Le temps a filé, vous savez ce que c’est. Je crois même que j’avais un peu oublié le carton d’invitation au fond de mon tiroir. Quelle ne fut pas mon émotion quelques mois après sa disparition, en fin d’année dernière quand j’ai remis la main sur la précieuse invitation ! Puis, tout de suite, la frayeur. Et si c’était trop tard ? Cela aurait été une belle gaffe comme seul lui en avait le secret ! Je m’en serai voulu énormément d’avoir loupé ça. Ouf ! Et bien non.

C’est avec beaucoup d’émotion que la semaine dernière, j’ai fabriqué mon couteau d’Anjou.

A la mémoire d’Antoine…

Antoine Grimm 1971-2025

D’abord un lieu

Le rendez-vous est pris à l’Etablisienne un atelier ouvert en 2011, dans les locaux une ancienne entreprise de couverture plomberie A. Trébulle. (fondée en 1886) au 88 boulevard de Picpus, Paris 12ème.

Pour en savoir plus sur la maison Trébulle

Enseigne fabriquée par la maison Bougault (source : Comité d’histoire de la Ville de Paris)

L’endroit semble avoir été figé dans le temps.

Le coutelier et le couteau :

Antoine Faucheux de la coutellerie du Maine-Anjou est aux commandes. Il est le créateur de l’Anjou grand pliant qu’il nous propose de fabriquer.

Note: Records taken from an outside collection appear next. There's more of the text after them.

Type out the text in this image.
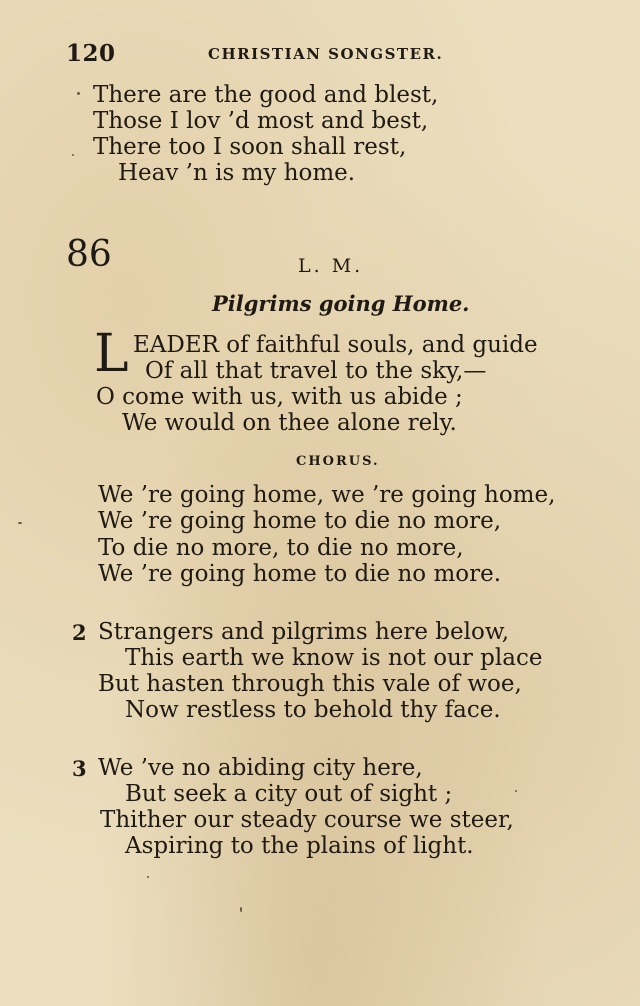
120	CHRISTIAN SONGSTER.
There are the good and blest,
Those I lov ’d most and best,
There too I soon shall rest,
Heav ’n is my home.
86	L. M.
Pilgrims going Home.
L EADER of faithful souls, and guide
Of all that travel to the sky,—
O come with us, with us abide ;
We would on thee alone rely.
CHORUS.
We ’re going home, we ’re going home,
We ’re going home to die no more,
To die no more, to die no more,
We ’re going home to die no more.
2 Strangers and pilgrims here below,
This earth we know is not our place
But hasten through this vale of woe,
Now restless to behold thy face.
3 We ’ve no abiding city here,
But seek a city out of sight ;
Thither our steady course we steer,
Aspiring to the plains of light.
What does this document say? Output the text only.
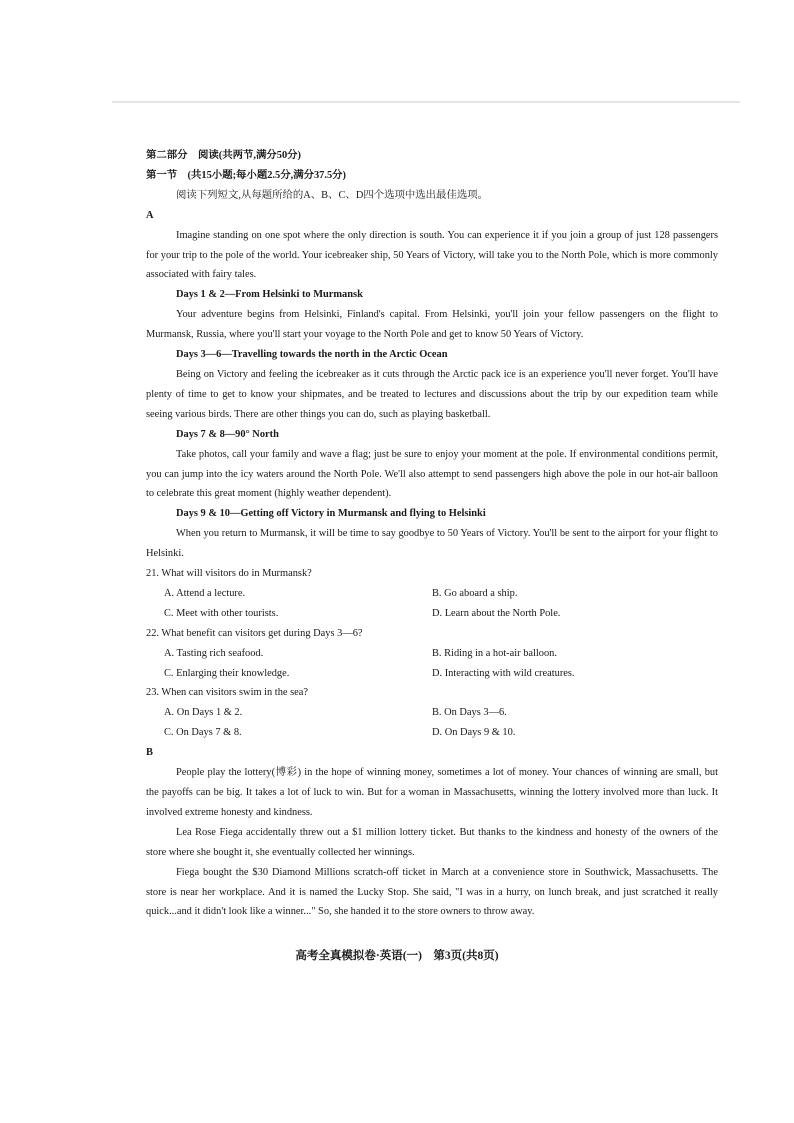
第二部分　阅读(共两节,满分50分)

第一节　(共15小题;每小题2.5分,满分37.5分)

阅读下列短文,从每题所给的A、B、C、D四个选项中选出最佳选项。

A

Imagine standing on one spot where the only direction is south. You can experience it if you join a group of just 128 passengers for your trip to the pole of the world. Your icebreaker ship, 50 Years of Victory, will take you to the North Pole, which is more commonly associated with fairy tales.

Days 1 & 2—From Helsinki to Murmansk

Your adventure begins from Helsinki, Finland's capital. From Helsinki, you'll join your fellow passengers on the flight to Murmansk, Russia, where you'll start your voyage to the North Pole and get to know 50 Years of Victory.

Days 3—6—Travelling towards the north in the Arctic Ocean

Being on Victory and feeling the icebreaker as it cuts through the Arctic pack ice is an experience you'll never forget. You'll have plenty of time to get to know your shipmates, and be treated to lectures and discussions about the trip by our expedition team while seeing various birds. There are other things you can do, such as playing basketball.

Days 7 & 8—90° North

Take photos, call your family and wave a flag; just be sure to enjoy your moment at the pole. If environmental conditions permit, you can jump into the icy waters around the North Pole. We'll also attempt to send passengers high above the pole in our hot-air balloon to celebrate this great moment (highly weather dependent).

Days 9 & 10—Getting off Victory in Murmansk and flying to Helsinki

When you return to Murmansk, it will be time to say goodbye to 50 Years of Victory. You'll be sent to the airport for your flight to Helsinki.

21. What will visitors do in Murmansk?

A. Attend a lecture.	B. Go aboard a ship.
C. Meet with other tourists.	D. Learn about the North Pole.

22. What benefit can visitors get during Days 3—6?

A. Tasting rich seafood.	B. Riding in a hot-air balloon.
C. Enlarging their knowledge.	D. Interacting with wild creatures.

23. When can visitors swim in the sea?

A. On Days 1 & 2.	B. On Days 3—6.
C. On Days 7 & 8.	D. On Days 9 & 10.

B

People play the lottery(博彩) in the hope of winning money, sometimes a lot of money. Your chances of winning are small, but the payoffs can be big. It takes a lot of luck to win. But for a woman in Massachusetts, winning the lottery involved more than luck. It involved extreme honesty and kindness.

Lea Rose Fiega accidentally threw out a $1 million lottery ticket. But thanks to the kindness and honesty of the owners of the store where she bought it, she eventually collected her winnings.

Fiega bought the $30 Diamond Millions scratch-off ticket in March at a convenience store in Southwick, Massachusetts. The store is near her workplace. And it is named the Lucky Stop. She said, "I was in a hurry, on lunch break, and just scratched it really quick...and it didn't look like a winner..." So, she handed it to the store owners to throw away.

高考全真模拟卷·英语(一)　第3页(共8页)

Ce couteau pliant artisanal mesure, ouvert 205 mm, fermé 116 mm, pour une longueur de lame de 85 mm.

le couteau grand Anjou

Au programme en 3 heures :

–> Découverte de la métallurgie et de la mécanique des couteaux

–> Assemblage des pièces métallique (déjà conçues) dont la lame en acier inoxydable

–> Rivetage des différentes pièces manuellement

–> Choix des manches dans une large sélection de bois provenant de l’Anjou et assemblage

–> Façonnage à la ponceuse à bande et Finition ponçage manuel

–> Huile de lin pour protéger et faire briller le manche

–> Affûtage (presque!)

La Fabrication :

pièces métalliques

Le kit de pièces métalliques : la lame, les deux platines, le ressort, les trois clous.

Le ressort est coincé entre les deux platines et attend la lame. ça va se compliquer !

Montage

On aperçoit en bas du manche (ici en haut de l’image), trois petits morceaux de bois qui permettent d’aligner les platines.

Il s’agit de glisser la lame dans le même axe que le ressort en le mettant en tension. Le coutelier après nous avoir laissé chercher, nous donne la solution, le bon geste pour aligner le tout.

Les clous sont passés à la meuleuse à bande.

Il faut choisir l’essence pour le manche en bois : pour moi ce sera du chêne.

Il s’agit maintenant de marteler les clous pour bloquer lame et ressort. Il ne faut pas de jeu.

Le manche est collé et vissé

Puis un 1er ponçage pour les jonctions bois métal et pour enlever le noir de la découpe Laser

Il est temps de (re)passer le manche à la meuleuse à bande pour qu’il prenne ses arrondis.

La finition au papier de verre grain 120 puis 220

Enfin la finition à l’huile de lin sur le manche sans oublier la goutte d’huile entre le ressort et la lame.

L’affutage est assuré par le coutelier car le geste nécessite précision et dextérité que je suis loin d’avoir acquis.

Merci à l’établisienne et à Antoine Faucheux, je repars avec un sacré souvenir.